À l’heure actuelle, les solutions pour réduire son impact sur notre santé restent insuffisantes. En effet, les filtres traditionnels à base de charbons actifs ont des limites notables : leur efficacité décroît avec le temps et les conditions environnementales, notamment lorsque la température ambiante et l’humidité varient. Ces filtres peuvent même devenir des sources de formaldéhyde en fin de vie. Ils sont donc très limités en termes d’innocuité.
D’autres solutions pourraient être envisagées, comme l’utilisation de filtres à base de zéolithes. Cependant, ces matériaux poreux sont sensibles à la présence d’eau et sont pénalisés par des demandes en énergie considérables lors de leur régénération. La minéralisation du formaldéhyde (et d’autres polluants) à température ambiante nécessite, quant à elle, des catalyseurs à base de métaux nobles, donc très coûteux.

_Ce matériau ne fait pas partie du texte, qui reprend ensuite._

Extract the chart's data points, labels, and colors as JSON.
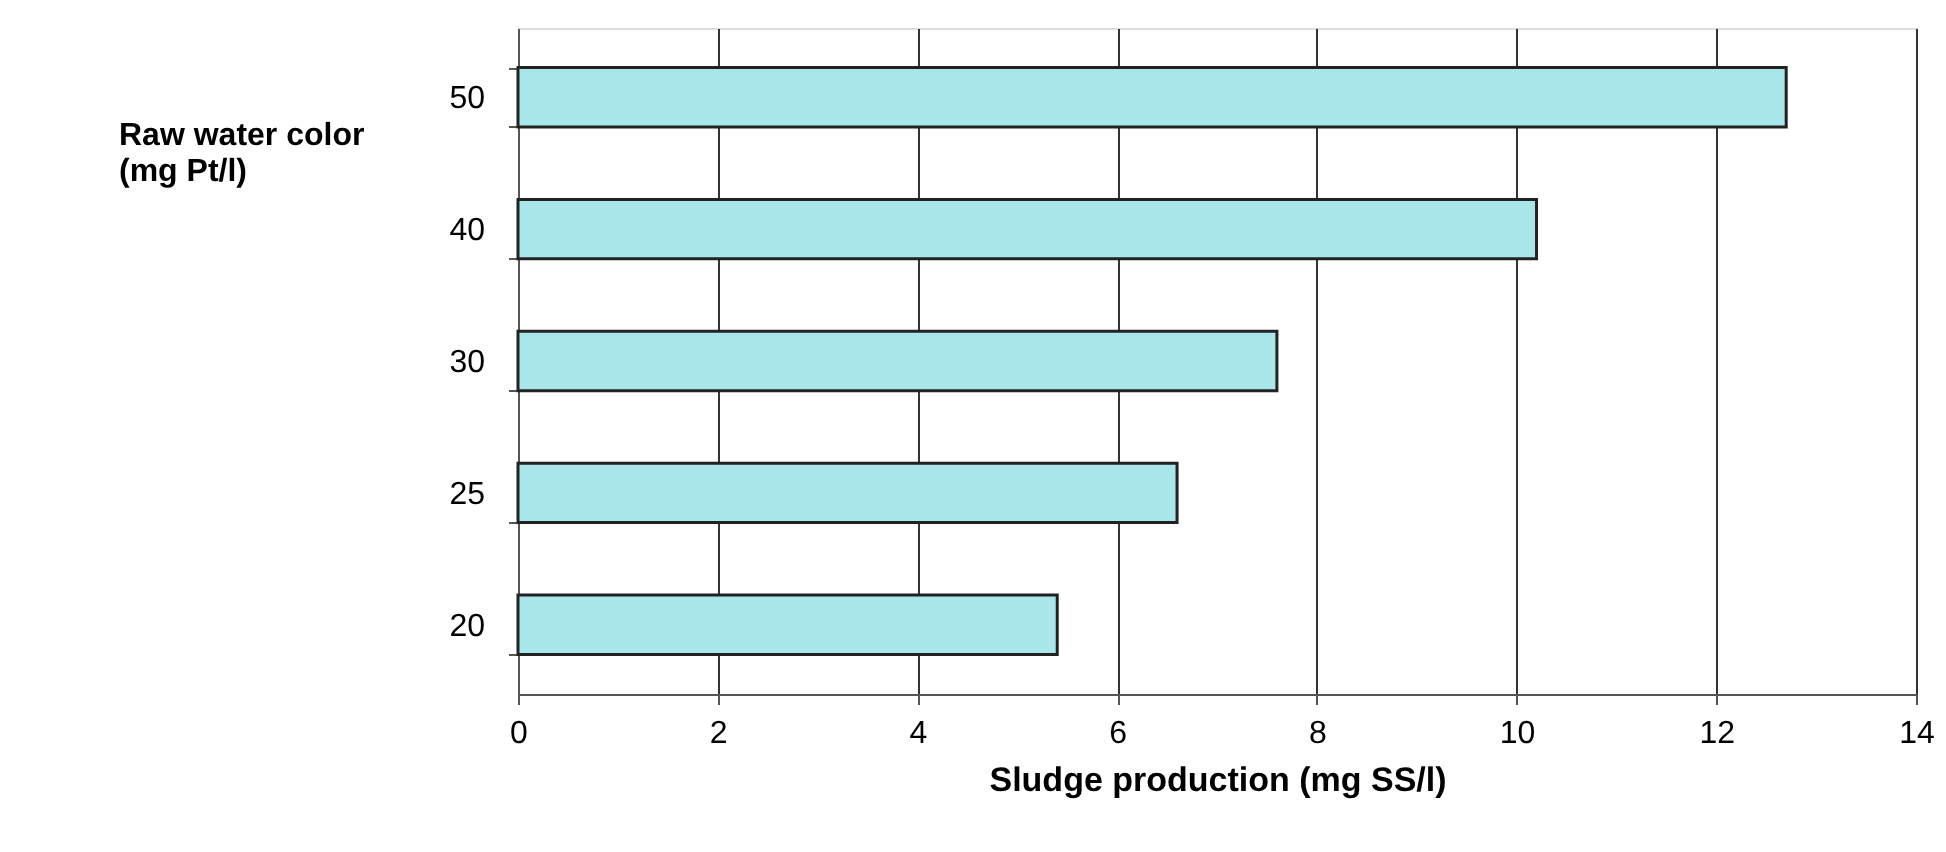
{
  "chart_data": {
    "type": "bar",
    "orientation": "horizontal",
    "xlabel": "Sludge production (mg SS/l)",
    "ylabel": "Raw water color\n(mg Pt/l)",
    "categories": [
      "50",
      "40",
      "30",
      "25",
      "20"
    ],
    "values": [
      12.7,
      10.2,
      7.6,
      6.6,
      5.4
    ],
    "color": "#a9e6ea",
    "xlim": [
      0,
      14
    ],
    "xticks": [
      0,
      2,
      4,
      6,
      8,
      10,
      12,
      14
    ],
    "grid": "x"
  }
}
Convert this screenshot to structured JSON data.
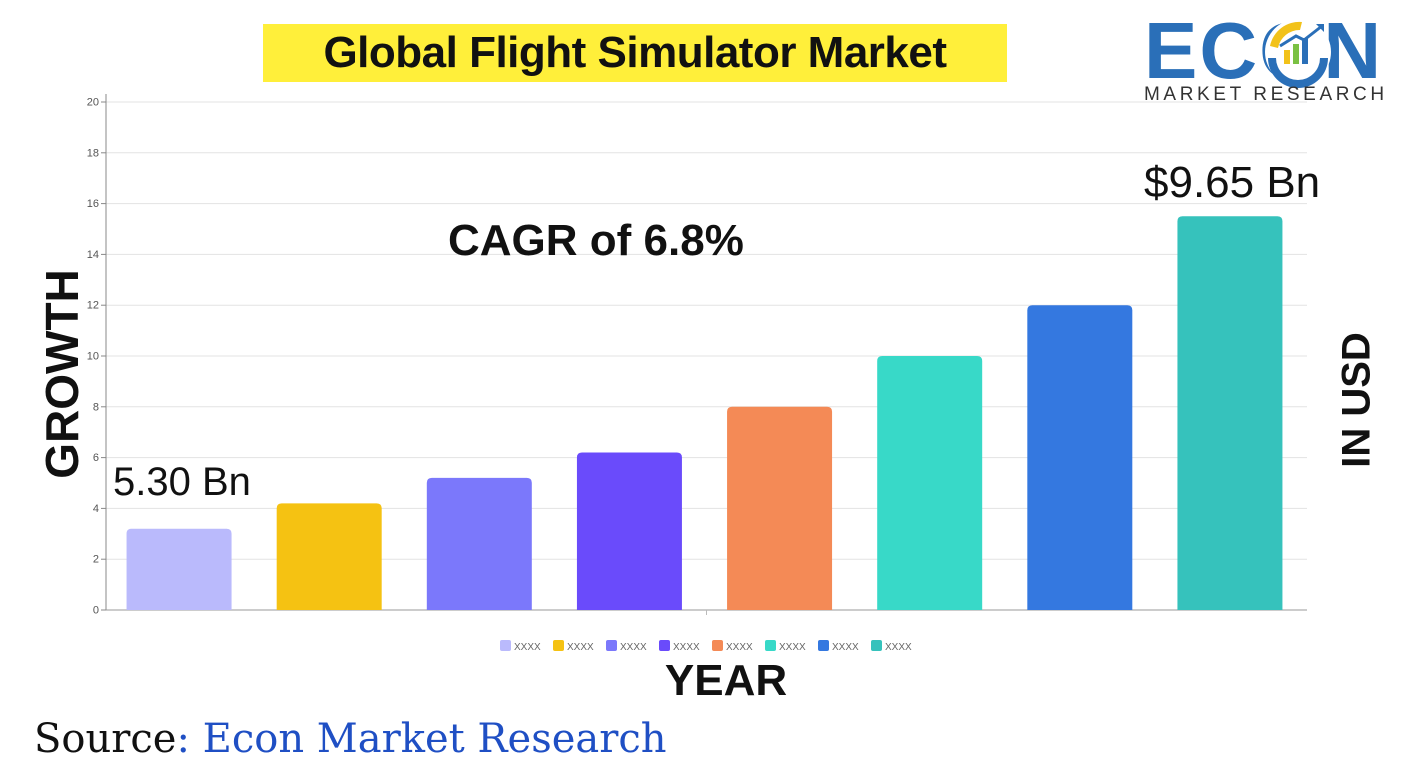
{
  "header": {
    "title": "Global Flight Simulator Market"
  },
  "logo": {
    "word": "ECON",
    "tagline": "MARKET RESEARCH",
    "icon": "econ-growth-arrow-icon"
  },
  "annotations": {
    "cagr": "CAGR of 6.8%",
    "start_value": "5.30 Bn",
    "end_value": "$9.65 Bn"
  },
  "source": {
    "prefix": "Source",
    "name": ": Econ Market Research"
  },
  "chart_data": {
    "type": "bar",
    "title": "Global Flight Simulator Market",
    "xlabel": "YEAR",
    "ylabel": "GROWTH",
    "ylabel_right": "IN USD",
    "ylim": [
      0,
      20
    ],
    "yticks": [
      0,
      2,
      4,
      6,
      8,
      10,
      12,
      14,
      16,
      18,
      20
    ],
    "grid": true,
    "legend_position": "bottom",
    "categories": [
      "XXXX",
      "XXXX",
      "XXXX",
      "XXXX",
      "XXXX",
      "XXXX",
      "XXXX",
      "XXXX"
    ],
    "values": [
      3.2,
      4.2,
      5.2,
      6.2,
      8.0,
      10.0,
      12.0,
      15.5
    ],
    "colors": [
      "#babafc",
      "#f5c212",
      "#7b78fb",
      "#6a4bfb",
      "#f48a56",
      "#38d9c8",
      "#3478e0",
      "#36c2bc"
    ]
  }
}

Bien évidemment, il serait plus judicieux de diminuer à la source ce type de polluants, mais ils sont présents de façon diffuse dans la plupart des matériaux de construction, ainsi que dans l’ameublement et les vêtements, car le formaldéhyde est un conservateur très utilisé pour éviter la formation de mousses et champignons, notamment lorsque les biens de consommation sont acheminés par bateau depuis leurs centres de production. Dans l’attente de changer notre modèle économique, il faudrait donc trouver une solution à cette pollution.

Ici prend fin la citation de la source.